Worthee reviews were scored using the IBM Watson Tone Analyzer API service, which analyzed words and sentences for varying degrees of emotions, which included the following: anger, fear, joy, sadness, analytical, confident, tentative. In the testing stage, the Tone Analyzer API was called using Insomnia and a Python script that pulled Worthee reviews from a spreadsheet, funneled them to the IBM Tone Analyzer API, and returned emotion sentiment data. The client module code to call the Tone Analyzer API was written in Ruby, and the Ruby component of the online IDE Repl.ie was used to test scoring and parsing capabilities of the module before integrating it to Worthee’s codebase. IBM Watson Knowledge Studio was used to annotate Worthee reviews to create a custom-trained model.
After getting the necessary credentials and figuring out the optimal endpoint to which to make our API calls, I made some manual calls to the API using our own pre-generated text using the REST client Insomnia to see what tones Watson would discover in each. For example, to learn more about how Watson evaluates a comment as the somewhat nebulous quality of “Tentative,” I made some calls on sentences that may be encountered in Worthee, such as “I’m not sure who this coworker is” and observed Watson’s JSON response.
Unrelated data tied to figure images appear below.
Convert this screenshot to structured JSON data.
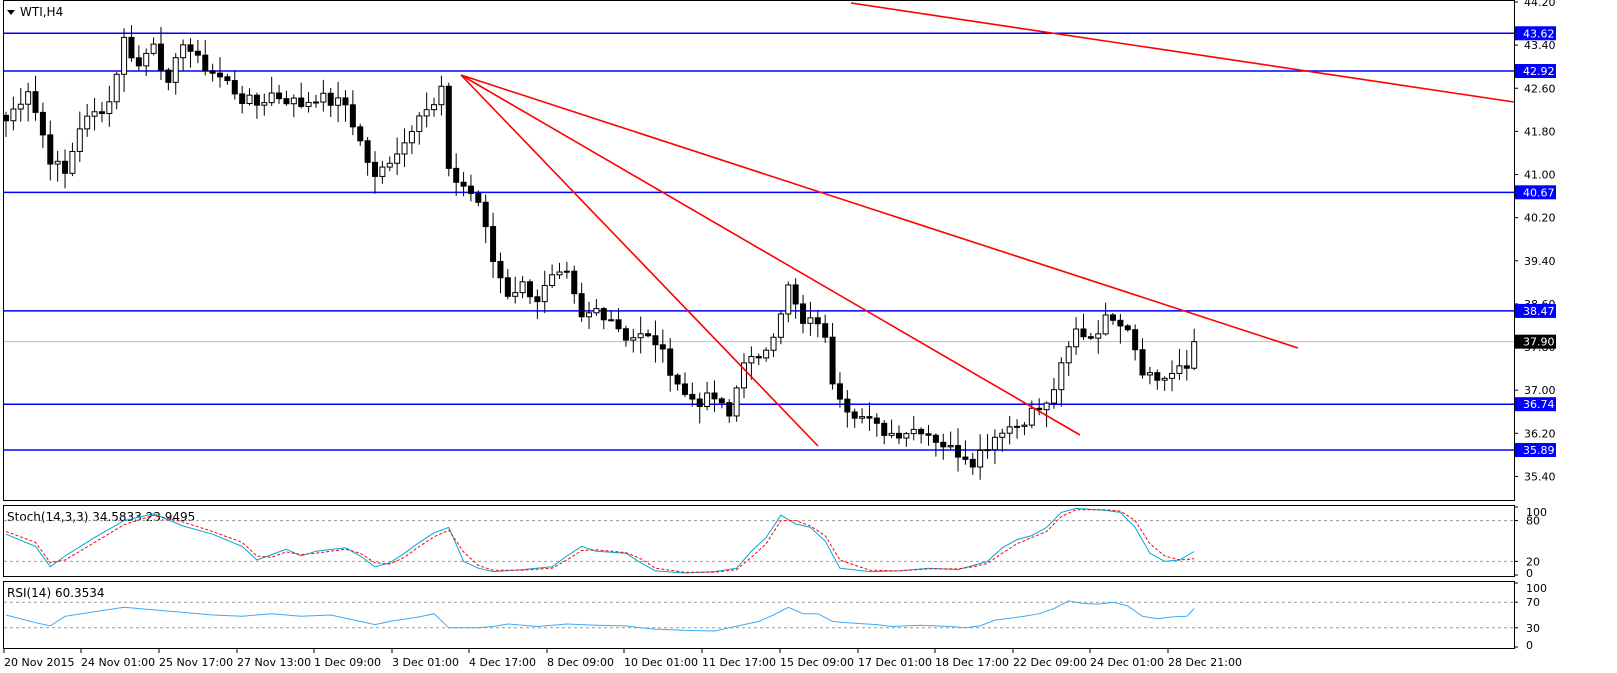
{
  "symbol_label": "WTI,H4",
  "colors": {
    "background": "#ffffff",
    "candle": "#000000",
    "level_line": "#0000ff",
    "trend_line": "#ff0000",
    "stoch_main": "#00a6d6",
    "stoch_signal": "#ff0000",
    "rsi": "#3fa9f5",
    "last_price_badge": "#000000",
    "level_badge": "#0000ff",
    "last_price_line": "#c0c0c0"
  },
  "chart_data": [
    {
      "type": "candlestick",
      "title": "WTI,H4",
      "ylim": [
        35.0,
        44.2
      ],
      "y_ticks": [
        "44.20",
        "43.40",
        "42.60",
        "41.80",
        "41.00",
        "40.20",
        "39.40",
        "38.60",
        "37.80",
        "37.00",
        "36.20",
        "35.40"
      ],
      "x_tick_labels": [
        "20 Nov 2015",
        "24 Nov 01:00",
        "25 Nov 17:00",
        "27 Nov 13:00",
        "1 Dec 09:00",
        "3 Dec 01:00",
        "4 Dec 17:00",
        "8 Dec 09:00",
        "10 Dec 01:00",
        "11 Dec 17:00",
        "15 Dec 09:00",
        "17 Dec 01:00",
        "18 Dec 17:00",
        "22 Dec 09:00",
        "24 Dec 01:00",
        "28 Dec 21:00"
      ],
      "horizontal_levels": [
        43.62,
        42.92,
        40.67,
        38.47,
        36.74,
        35.89
      ],
      "level_labels": [
        "43.62",
        "42.92",
        "40.67",
        "38.47",
        "36.74",
        "35.89"
      ],
      "last_price": 37.9,
      "last_price_label": "37.90",
      "close_path": [
        [
          0,
          42.0
        ],
        [
          3,
          42.6
        ],
        [
          6,
          41.3
        ],
        [
          8,
          41.0
        ],
        [
          10,
          41.9
        ],
        [
          14,
          42.35
        ],
        [
          16,
          43.5
        ],
        [
          18,
          43.0
        ],
        [
          20,
          43.5
        ],
        [
          22,
          42.6
        ],
        [
          24,
          43.5
        ],
        [
          26,
          43.1
        ],
        [
          28,
          42.9
        ],
        [
          30,
          42.7
        ],
        [
          32,
          42.4
        ],
        [
          34,
          42.3
        ],
        [
          36,
          42.5
        ],
        [
          38,
          42.4
        ],
        [
          40,
          42.3
        ],
        [
          42,
          42.45
        ],
        [
          44,
          42.35
        ],
        [
          46,
          42.3
        ],
        [
          48,
          41.6
        ],
        [
          50,
          40.9
        ],
        [
          52,
          41.3
        ],
        [
          54,
          41.6
        ],
        [
          56,
          42.2
        ],
        [
          58,
          42.25
        ],
        [
          59,
          42.6
        ],
        [
          60,
          41.0
        ],
        [
          62,
          40.8
        ],
        [
          64,
          40.5
        ],
        [
          66,
          39.4
        ],
        [
          68,
          38.8
        ],
        [
          70,
          38.95
        ],
        [
          72,
          38.7
        ],
        [
          74,
          39.05
        ],
        [
          76,
          39.1
        ],
        [
          78,
          38.3
        ],
        [
          80,
          38.5
        ],
        [
          82,
          38.35
        ],
        [
          84,
          38.0
        ],
        [
          86,
          38.0
        ],
        [
          88,
          37.9
        ],
        [
          90,
          37.4
        ],
        [
          92,
          36.9
        ],
        [
          94,
          36.8
        ],
        [
          96,
          36.85
        ],
        [
          98,
          36.5
        ],
        [
          100,
          37.6
        ],
        [
          102,
          37.5
        ],
        [
          104,
          38.1
        ],
        [
          106,
          38.9
        ],
        [
          108,
          38.2
        ],
        [
          110,
          38.3
        ],
        [
          111,
          37.9
        ],
        [
          112,
          37.2
        ],
        [
          114,
          36.7
        ],
        [
          116,
          36.5
        ],
        [
          118,
          36.3
        ],
        [
          120,
          36.2
        ],
        [
          122,
          36.25
        ],
        [
          124,
          36.3
        ],
        [
          126,
          36.1
        ],
        [
          128,
          35.9
        ],
        [
          130,
          35.8
        ],
        [
          131,
          35.7
        ],
        [
          133,
          36.0
        ],
        [
          135,
          36.3
        ],
        [
          137,
          36.35
        ],
        [
          139,
          36.6
        ],
        [
          141,
          36.7
        ],
        [
          143,
          37.4
        ],
        [
          145,
          38.1
        ],
        [
          147,
          38.0
        ],
        [
          149,
          38.3
        ],
        [
          150,
          38.4
        ],
        [
          152,
          38.2
        ],
        [
          154,
          37.4
        ],
        [
          156,
          37.2
        ],
        [
          158,
          37.3
        ],
        [
          160,
          37.4
        ],
        [
          161,
          37.9
        ]
      ]
    },
    {
      "type": "line",
      "title": "Stoch(14,3,3) 34.5833 23.9495",
      "ylim": [
        0,
        100
      ],
      "y_ticks": [
        "100",
        "80",
        "20",
        "0"
      ],
      "levels": [
        80,
        20
      ],
      "series": [
        {
          "name": "main",
          "points": [
            [
              0,
              60
            ],
            [
              4,
              42
            ],
            [
              6,
              12
            ],
            [
              8,
              28
            ],
            [
              12,
              55
            ],
            [
              16,
              80
            ],
            [
              20,
              90
            ],
            [
              24,
              72
            ],
            [
              28,
              60
            ],
            [
              32,
              42
            ],
            [
              34,
              22
            ],
            [
              36,
              30
            ],
            [
              38,
              38
            ],
            [
              40,
              28
            ],
            [
              42,
              35
            ],
            [
              46,
              40
            ],
            [
              48,
              28
            ],
            [
              50,
              12
            ],
            [
              52,
              18
            ],
            [
              54,
              32
            ],
            [
              56,
              48
            ],
            [
              58,
              62
            ],
            [
              60,
              70
            ],
            [
              62,
              20
            ],
            [
              64,
              10
            ],
            [
              66,
              5
            ],
            [
              70,
              8
            ],
            [
              74,
              12
            ],
            [
              76,
              28
            ],
            [
              78,
              42
            ],
            [
              80,
              35
            ],
            [
              84,
              32
            ],
            [
              86,
              18
            ],
            [
              88,
              6
            ],
            [
              92,
              3
            ],
            [
              96,
              5
            ],
            [
              99,
              10
            ],
            [
              101,
              35
            ],
            [
              103,
              55
            ],
            [
              105,
              88
            ],
            [
              107,
              75
            ],
            [
              109,
              70
            ],
            [
              111,
              50
            ],
            [
              113,
              10
            ],
            [
              117,
              5
            ],
            [
              121,
              6
            ],
            [
              125,
              10
            ],
            [
              129,
              8
            ],
            [
              131,
              14
            ],
            [
              133,
              20
            ],
            [
              135,
              40
            ],
            [
              137,
              52
            ],
            [
              139,
              58
            ],
            [
              141,
              70
            ],
            [
              143,
              92
            ],
            [
              145,
              98
            ],
            [
              149,
              95
            ],
            [
              151,
              92
            ],
            [
              153,
              70
            ],
            [
              155,
              32
            ],
            [
              157,
              20
            ],
            [
              159,
              22
            ],
            [
              161,
              34.58
            ]
          ]
        },
        {
          "name": "signal",
          "points": [
            [
              0,
              64
            ],
            [
              4,
              48
            ],
            [
              6,
              18
            ],
            [
              8,
              22
            ],
            [
              12,
              48
            ],
            [
              16,
              74
            ],
            [
              20,
              88
            ],
            [
              24,
              78
            ],
            [
              28,
              64
            ],
            [
              32,
              48
            ],
            [
              34,
              28
            ],
            [
              36,
              26
            ],
            [
              38,
              34
            ],
            [
              40,
              30
            ],
            [
              42,
              32
            ],
            [
              46,
              38
            ],
            [
              48,
              32
            ],
            [
              50,
              18
            ],
            [
              52,
              16
            ],
            [
              54,
              26
            ],
            [
              56,
              42
            ],
            [
              58,
              56
            ],
            [
              60,
              66
            ],
            [
              62,
              34
            ],
            [
              64,
              14
            ],
            [
              66,
              7
            ],
            [
              70,
              7
            ],
            [
              74,
              10
            ],
            [
              76,
              22
            ],
            [
              78,
              36
            ],
            [
              80,
              37
            ],
            [
              84,
              33
            ],
            [
              86,
              24
            ],
            [
              88,
              10
            ],
            [
              92,
              4
            ],
            [
              96,
              4
            ],
            [
              99,
              8
            ],
            [
              101,
              26
            ],
            [
              103,
              46
            ],
            [
              105,
              80
            ],
            [
              107,
              80
            ],
            [
              109,
              72
            ],
            [
              111,
              58
            ],
            [
              113,
              22
            ],
            [
              117,
              7
            ],
            [
              121,
              6
            ],
            [
              125,
              9
            ],
            [
              129,
              9
            ],
            [
              131,
              12
            ],
            [
              133,
              17
            ],
            [
              135,
              32
            ],
            [
              137,
              46
            ],
            [
              139,
              55
            ],
            [
              141,
              64
            ],
            [
              143,
              86
            ],
            [
              145,
              96
            ],
            [
              149,
              96
            ],
            [
              151,
              94
            ],
            [
              153,
              80
            ],
            [
              155,
              46
            ],
            [
              157,
              28
            ],
            [
              159,
              22
            ],
            [
              161,
              23.95
            ]
          ]
        }
      ]
    },
    {
      "type": "line",
      "title": "RSI(14) 60.3534",
      "ylim": [
        0,
        100
      ],
      "y_ticks": [
        "100",
        "70",
        "30",
        "0"
      ],
      "levels": [
        70,
        30
      ],
      "series": [
        {
          "name": "RSI(14)",
          "points": [
            [
              0,
              50
            ],
            [
              4,
              38
            ],
            [
              6,
              33
            ],
            [
              8,
              48
            ],
            [
              12,
              55
            ],
            [
              16,
              62
            ],
            [
              20,
              58
            ],
            [
              24,
              54
            ],
            [
              28,
              50
            ],
            [
              32,
              48
            ],
            [
              36,
              52
            ],
            [
              40,
              48
            ],
            [
              44,
              50
            ],
            [
              48,
              40
            ],
            [
              50,
              35
            ],
            [
              52,
              40
            ],
            [
              56,
              47
            ],
            [
              58,
              52
            ],
            [
              60,
              30
            ],
            [
              64,
              30
            ],
            [
              66,
              32
            ],
            [
              68,
              36
            ],
            [
              72,
              32
            ],
            [
              76,
              36
            ],
            [
              80,
              34
            ],
            [
              84,
              33
            ],
            [
              86,
              30
            ],
            [
              88,
              28
            ],
            [
              92,
              26
            ],
            [
              96,
              25
            ],
            [
              100,
              35
            ],
            [
              102,
              40
            ],
            [
              104,
              50
            ],
            [
              106,
              62
            ],
            [
              108,
              52
            ],
            [
              110,
              52
            ],
            [
              112,
              40
            ],
            [
              114,
              38
            ],
            [
              118,
              35
            ],
            [
              120,
              32
            ],
            [
              124,
              34
            ],
            [
              128,
              32
            ],
            [
              130,
              30
            ],
            [
              132,
              33
            ],
            [
              134,
              42
            ],
            [
              136,
              45
            ],
            [
              138,
              48
            ],
            [
              140,
              52
            ],
            [
              142,
              60
            ],
            [
              144,
              72
            ],
            [
              146,
              68
            ],
            [
              148,
              67
            ],
            [
              150,
              70
            ],
            [
              152,
              64
            ],
            [
              154,
              48
            ],
            [
              156,
              44
            ],
            [
              158,
              47
            ],
            [
              160,
              48
            ],
            [
              161,
              60.35
            ]
          ]
        }
      ]
    }
  ]
}
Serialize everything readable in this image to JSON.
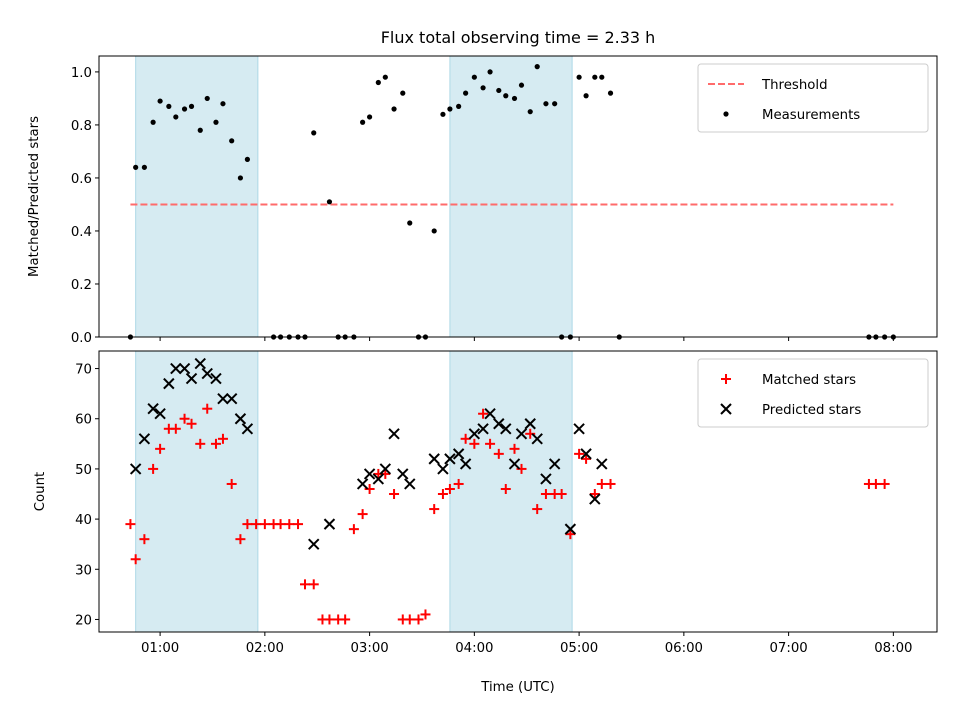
{
  "chart_data": {
    "title": "Flux total observing time = 2.33 h",
    "xlabel": "Time (UTC)",
    "x_type": "time",
    "x_range": [
      "00:25",
      "08:25"
    ],
    "x_ticks": [
      "01:00",
      "02:00",
      "03:00",
      "04:00",
      "05:00",
      "06:00",
      "07:00",
      "08:00"
    ],
    "shaded_intervals": [
      [
        "00:46",
        "01:56"
      ],
      [
        "03:46",
        "04:56"
      ]
    ],
    "shade_color": "#add8e6",
    "panels": [
      {
        "type": "scatter",
        "ylabel": "Matched/Predicted stars",
        "ylim": [
          0,
          1.06
        ],
        "yticks": [
          "0.0",
          "0.2",
          "0.4",
          "0.6",
          "0.8",
          "1.0"
        ],
        "legend_position": "top-right",
        "threshold": {
          "name": "Threshold",
          "value": 0.5,
          "x_start": "00:43",
          "x_end": "08:00",
          "color": "#ff6b6b",
          "style": "dashed"
        },
        "series": [
          {
            "name": "Measurements",
            "color": "#000000",
            "marker": "dot",
            "points": [
              [
                "00:43",
                0.0
              ],
              [
                "00:46",
                0.64
              ],
              [
                "00:51",
                0.64
              ],
              [
                "00:56",
                0.81
              ],
              [
                "01:00",
                0.89
              ],
              [
                "01:05",
                0.87
              ],
              [
                "01:09",
                0.83
              ],
              [
                "01:14",
                0.86
              ],
              [
                "01:18",
                0.87
              ],
              [
                "01:23",
                0.78
              ],
              [
                "01:27",
                0.9
              ],
              [
                "01:32",
                0.81
              ],
              [
                "01:36",
                0.88
              ],
              [
                "01:41",
                0.74
              ],
              [
                "01:46",
                0.6
              ],
              [
                "01:50",
                0.67
              ],
              [
                "02:05",
                0.0
              ],
              [
                "02:09",
                0.0
              ],
              [
                "02:14",
                0.0
              ],
              [
                "02:19",
                0.0
              ],
              [
                "02:23",
                0.0
              ],
              [
                "02:28",
                0.77
              ],
              [
                "02:37",
                0.51
              ],
              [
                "02:42",
                0.0
              ],
              [
                "02:46",
                0.0
              ],
              [
                "02:51",
                0.0
              ],
              [
                "02:56",
                0.81
              ],
              [
                "03:00",
                0.83
              ],
              [
                "03:05",
                0.96
              ],
              [
                "03:09",
                0.98
              ],
              [
                "03:14",
                0.86
              ],
              [
                "03:19",
                0.92
              ],
              [
                "03:23",
                0.43
              ],
              [
                "03:28",
                0.0
              ],
              [
                "03:32",
                0.0
              ],
              [
                "03:37",
                0.4
              ],
              [
                "03:42",
                0.84
              ],
              [
                "03:46",
                0.86
              ],
              [
                "03:51",
                0.87
              ],
              [
                "03:55",
                0.92
              ],
              [
                "04:00",
                0.98
              ],
              [
                "04:05",
                0.94
              ],
              [
                "04:09",
                1.0
              ],
              [
                "04:14",
                0.93
              ],
              [
                "04:18",
                0.91
              ],
              [
                "04:23",
                0.9
              ],
              [
                "04:27",
                0.95
              ],
              [
                "04:32",
                0.85
              ],
              [
                "04:36",
                1.02
              ],
              [
                "04:41",
                0.88
              ],
              [
                "04:46",
                0.88
              ],
              [
                "04:50",
                0.0
              ],
              [
                "04:55",
                0.0
              ],
              [
                "05:00",
                0.98
              ],
              [
                "05:04",
                0.91
              ],
              [
                "05:09",
                0.98
              ],
              [
                "05:13",
                0.98
              ],
              [
                "05:18",
                0.92
              ],
              [
                "05:23",
                0.0
              ],
              [
                "07:46",
                0.0
              ],
              [
                "07:50",
                0.0
              ],
              [
                "07:55",
                0.0
              ],
              [
                "08:00",
                0.0
              ]
            ]
          }
        ]
      },
      {
        "type": "scatter",
        "ylabel": "Count",
        "ylim": [
          17.5,
          73.5
        ],
        "yticks": [
          "20",
          "30",
          "40",
          "50",
          "60",
          "70"
        ],
        "legend_position": "top-right",
        "series": [
          {
            "name": "Matched stars",
            "color": "#ff0000",
            "marker": "plus",
            "points": [
              [
                "00:43",
                39
              ],
              [
                "00:46",
                32
              ],
              [
                "00:51",
                36
              ],
              [
                "00:56",
                50
              ],
              [
                "01:00",
                54
              ],
              [
                "01:05",
                58
              ],
              [
                "01:09",
                58
              ],
              [
                "01:14",
                60
              ],
              [
                "01:18",
                59
              ],
              [
                "01:23",
                55
              ],
              [
                "01:27",
                62
              ],
              [
                "01:32",
                55
              ],
              [
                "01:36",
                56
              ],
              [
                "01:41",
                47
              ],
              [
                "01:46",
                36
              ],
              [
                "01:50",
                39
              ],
              [
                "01:55",
                39
              ],
              [
                "02:00",
                39
              ],
              [
                "02:05",
                39
              ],
              [
                "02:09",
                39
              ],
              [
                "02:14",
                39
              ],
              [
                "02:19",
                39
              ],
              [
                "02:23",
                27
              ],
              [
                "02:28",
                27
              ],
              [
                "02:33",
                20
              ],
              [
                "02:37",
                20
              ],
              [
                "02:42",
                20
              ],
              [
                "02:46",
                20
              ],
              [
                "02:51",
                38
              ],
              [
                "02:56",
                41
              ],
              [
                "03:00",
                46
              ],
              [
                "03:05",
                49
              ],
              [
                "03:09",
                49
              ],
              [
                "03:14",
                45
              ],
              [
                "03:19",
                20
              ],
              [
                "03:23",
                20
              ],
              [
                "03:28",
                20
              ],
              [
                "03:32",
                21
              ],
              [
                "03:37",
                42
              ],
              [
                "03:42",
                45
              ],
              [
                "03:46",
                46
              ],
              [
                "03:51",
                47
              ],
              [
                "03:55",
                56
              ],
              [
                "04:00",
                55
              ],
              [
                "04:05",
                61
              ],
              [
                "04:09",
                55
              ],
              [
                "04:14",
                53
              ],
              [
                "04:18",
                46
              ],
              [
                "04:23",
                54
              ],
              [
                "04:27",
                50
              ],
              [
                "04:32",
                57
              ],
              [
                "04:36",
                42
              ],
              [
                "04:41",
                45
              ],
              [
                "04:46",
                45
              ],
              [
                "04:50",
                45
              ],
              [
                "04:55",
                37
              ],
              [
                "05:00",
                53
              ],
              [
                "05:04",
                52
              ],
              [
                "05:09",
                45
              ],
              [
                "05:13",
                47
              ],
              [
                "05:18",
                47
              ],
              [
                "07:46",
                47
              ],
              [
                "07:50",
                47
              ],
              [
                "07:55",
                47
              ]
            ]
          },
          {
            "name": "Predicted stars",
            "color": "#000000",
            "marker": "x",
            "points": [
              [
                "00:46",
                50
              ],
              [
                "00:51",
                56
              ],
              [
                "00:56",
                62
              ],
              [
                "01:00",
                61
              ],
              [
                "01:05",
                67
              ],
              [
                "01:09",
                70
              ],
              [
                "01:14",
                70
              ],
              [
                "01:18",
                68
              ],
              [
                "01:23",
                71
              ],
              [
                "01:27",
                69
              ],
              [
                "01:32",
                68
              ],
              [
                "01:36",
                64
              ],
              [
                "01:41",
                64
              ],
              [
                "01:46",
                60
              ],
              [
                "01:50",
                58
              ],
              [
                "02:28",
                35
              ],
              [
                "02:37",
                39
              ],
              [
                "02:56",
                47
              ],
              [
                "03:00",
                49
              ],
              [
                "03:05",
                48
              ],
              [
                "03:09",
                50
              ],
              [
                "03:14",
                57
              ],
              [
                "03:19",
                49
              ],
              [
                "03:23",
                47
              ],
              [
                "03:37",
                52
              ],
              [
                "03:42",
                50
              ],
              [
                "03:46",
                52
              ],
              [
                "03:51",
                53
              ],
              [
                "03:55",
                51
              ],
              [
                "04:00",
                57
              ],
              [
                "04:05",
                58
              ],
              [
                "04:09",
                61
              ],
              [
                "04:14",
                59
              ],
              [
                "04:18",
                58
              ],
              [
                "04:23",
                51
              ],
              [
                "04:27",
                57
              ],
              [
                "04:32",
                59
              ],
              [
                "04:36",
                56
              ],
              [
                "04:41",
                48
              ],
              [
                "04:46",
                51
              ],
              [
                "04:55",
                38
              ],
              [
                "05:00",
                58
              ],
              [
                "05:04",
                53
              ],
              [
                "05:09",
                44
              ],
              [
                "05:13",
                51
              ]
            ]
          }
        ]
      }
    ]
  }
}
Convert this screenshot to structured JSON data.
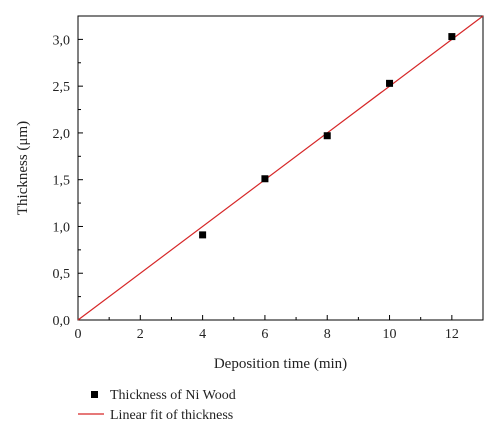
{
  "chart_data": {
    "type": "scatter",
    "xlabel": "Deposition time (min)",
    "ylabel": "Thickness (μm)",
    "xlim": [
      0,
      13
    ],
    "ylim": [
      0,
      3.25
    ],
    "xticks": [
      0,
      2,
      4,
      6,
      8,
      10,
      12
    ],
    "yticks": [
      0.0,
      0.5,
      1.0,
      1.5,
      2.0,
      2.5,
      3.0
    ],
    "xtick_labels": [
      "0",
      "2",
      "4",
      "6",
      "8",
      "10",
      "12"
    ],
    "ytick_labels": [
      "0,0",
      "0,5",
      "1,0",
      "1,5",
      "2,0",
      "2,5",
      "3,0"
    ],
    "grid": false,
    "legend_position": "bottom-left, below plot",
    "series": [
      {
        "name": "Thickness of Ni Wood",
        "kind": "scatter",
        "marker": "square",
        "color": "#000000",
        "x": [
          4,
          6,
          8,
          10,
          12
        ],
        "y": [
          0.91,
          1.51,
          1.97,
          2.53,
          3.03
        ]
      },
      {
        "name": "Linear fit of thickness",
        "kind": "line",
        "color": "#d62728",
        "x": [
          0,
          13
        ],
        "y": [
          0,
          3.25
        ]
      }
    ]
  }
}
Seeing examples of Watson analyzing custom sentences allowed us, the two developers working on the project, a clearer picture of how Watson’s sentiment analysis values align with what we consider “high quality” comments, and allowed us to familiarize ourselves with the working components of the API client.
The next step after getting individual API calls to run was to write a script to analyze a dataset of real reviews from the Worthee app, given to us from Worthee executives. I annotated these Worthee reviews in IBM’s Knowledge Studio and contributed to writing a Python script to extract the first 1000 comments from Worthee’s already-existing comment database, run Watson’s sentiment analysis on each, and construct a Pandas dataframe to hold the returned sentiment values. The dataframe was structured to hold the text comment, a value ranging from [0...1) for each of the seven tones Watson analyzes, a column of that comment’s length, and a 0 or 1 to represent whether the Worthee team had manually approved or disapproved that comment in the past. My co-developer and I planned on using this dataframe to manually train a custom Watson Tone Analyzer model so that it could be tuned more precisely to the qualities of a satisfactory Worthee comment. We did not end up using this dataframe due to time and work constraints, but the creation of the dataframe was useful for cross-referencing Watson sentiment analysis values with whether or not a comment had been deemed satisfactory by the Worthee Team. It became much clearer what a truly high quality comment looked like in Worthee, and the sentiment values that often accompany these good comments.